New School Flunks Unity Test: Hebrew-Language Charter School Should not Have Been Approved [incl. Khalil Gibran International Academy; Hebrew Language Academy Charter School]

I am deeply impressed by the philanthropy of financial whiz Michael Steinhardt, but totally baffled by the decision of the New York State Board of Regents to approve his proposal to open a publicly funded Hebrew Language Academy Charter School in Brooklyn.

Steinhardt has given away hundreds of millions of dollars, much of it to promote Jewish cultural institutions and Jewish identity, as well as to endow the New York University School of Education, where I am a professor.

His generosity is unquestionable. In this case, however, he is asking taxpayers to support an institution that has obvious religious overtones. In a city with a great variety of Jewish schools and other agencies that encourage Jewish identity, it makes no sense to create a public school with the same purpose.

The proposal to the Regents asserts that the school will not engage in any devotional activities. Even so, the Hebrew language is so closely aligned with the Jewish religion that it is baffling that the Regents are willing to treat the proposed charter school as a nonsectarian institution.

The school will open in District 22, where three-quarters of the pupils are African-American, Hispanic or Asian. Since the district includes Sheepshead Bay, Midwood and Mill Basin, where a substantial population of Jewish immigrants from Russia and Israel reside, the latter groups would supply the school’s main constituency.

Two years ago, when the Department of Education opened the Khalil Gibran International Academy, I objected to the idea that a public school would be centered on the teaching of a single non-American culture, without regard to which culture it was. Defenders of the Arabic-theme school responded that the Education Department had already created dozens of such schools - schools devoted to teaching Chinese, Haitian Creole, Russian and Korean cultures. But doing the wrong thing again and again does not make it right.

We don’t send children to public schools to learn to be Chinese or Russian or Greek or Korean. We send them to learn to be Americans.

Our public authorities have forgotten that the public pays for public schools to advance public purposes. Among those purposes are: teaching kids their rights and responsibilities as American citizens; teaching them to live and work with others of different cultural backgrounds; and preparing them for higher education and for the modern workplace, where people of diverse backgrounds interact.

It is the job of family, the community and religious institutions to teach children about their heritage. The job of public schools is to teach children a common civic culture and a shared commitment to democracy.

In a city with hundreds of different ethnic and cultural groups, we should not be encouraging the creation of schools that are specific to a single non-American culture. That way lies separation, segregation and the fraying of the bonds that hold us together as Americans.

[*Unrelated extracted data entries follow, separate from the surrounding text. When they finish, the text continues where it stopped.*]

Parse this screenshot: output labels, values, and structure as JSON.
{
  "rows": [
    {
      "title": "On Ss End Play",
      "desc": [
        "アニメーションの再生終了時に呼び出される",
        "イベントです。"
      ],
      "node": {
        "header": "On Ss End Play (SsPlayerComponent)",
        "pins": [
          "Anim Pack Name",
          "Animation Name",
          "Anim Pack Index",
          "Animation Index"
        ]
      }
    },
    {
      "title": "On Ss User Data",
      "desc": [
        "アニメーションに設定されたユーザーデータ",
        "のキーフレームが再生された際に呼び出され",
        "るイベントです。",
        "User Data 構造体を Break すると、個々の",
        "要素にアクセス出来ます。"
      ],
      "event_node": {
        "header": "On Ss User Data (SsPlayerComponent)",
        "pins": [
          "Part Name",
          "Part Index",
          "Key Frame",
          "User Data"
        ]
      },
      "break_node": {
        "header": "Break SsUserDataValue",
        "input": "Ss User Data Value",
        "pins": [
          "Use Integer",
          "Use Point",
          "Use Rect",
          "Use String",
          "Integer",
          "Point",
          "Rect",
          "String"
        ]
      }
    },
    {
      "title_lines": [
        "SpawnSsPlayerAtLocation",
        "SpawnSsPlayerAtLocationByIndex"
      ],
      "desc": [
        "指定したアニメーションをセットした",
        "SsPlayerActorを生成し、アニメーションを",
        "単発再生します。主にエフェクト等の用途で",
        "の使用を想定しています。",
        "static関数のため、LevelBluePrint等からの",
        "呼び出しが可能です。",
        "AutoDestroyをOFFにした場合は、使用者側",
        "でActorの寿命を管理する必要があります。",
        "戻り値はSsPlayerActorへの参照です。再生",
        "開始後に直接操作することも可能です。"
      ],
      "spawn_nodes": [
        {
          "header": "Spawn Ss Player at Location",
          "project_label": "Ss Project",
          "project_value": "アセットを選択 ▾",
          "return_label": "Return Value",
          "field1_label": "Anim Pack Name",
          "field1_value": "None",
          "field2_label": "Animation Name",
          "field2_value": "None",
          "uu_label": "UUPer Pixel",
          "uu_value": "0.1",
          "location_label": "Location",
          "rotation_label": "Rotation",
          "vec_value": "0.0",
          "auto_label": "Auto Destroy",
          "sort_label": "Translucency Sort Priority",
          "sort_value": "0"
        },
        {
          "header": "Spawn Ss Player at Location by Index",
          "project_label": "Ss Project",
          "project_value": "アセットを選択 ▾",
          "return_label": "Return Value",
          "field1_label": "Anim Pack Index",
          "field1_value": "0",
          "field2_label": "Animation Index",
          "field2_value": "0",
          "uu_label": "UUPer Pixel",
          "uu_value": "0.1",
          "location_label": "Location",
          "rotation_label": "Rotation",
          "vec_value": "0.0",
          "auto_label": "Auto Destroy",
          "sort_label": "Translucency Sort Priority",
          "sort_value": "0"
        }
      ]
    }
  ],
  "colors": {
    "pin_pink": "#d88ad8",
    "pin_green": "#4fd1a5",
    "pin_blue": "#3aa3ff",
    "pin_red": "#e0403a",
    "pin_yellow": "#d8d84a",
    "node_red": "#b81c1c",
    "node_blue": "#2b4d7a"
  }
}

Of course our public schools should teach foreign languages. We should expect students to learn a language other than English. If there is a critical need for speakers of Arabic, Hebrew, Spanish, Chinese and other languages - and there is - then school officials should make sure to hire enough language teachers to offer these languages in middle schools and high schools.

If the goal of the Hebrew Language Charter School is to strengthen the religious identity of Russian and Israeli Jews, then it should be a private school. If the goal is to teach Hebrew to a broad variety of students, then the Regents should encourage the teaching of Hebrew in the regular public schools. And the same goes for schools that promote Chinese, Russian, Korean, Spanish, Arabic and other world languages.

Ravitch is research professor of education at New York University. She is a senior fellow at the Brookings Institution in Washington and a member of the Koret Task Force at the Hoover Institution at Stanford University.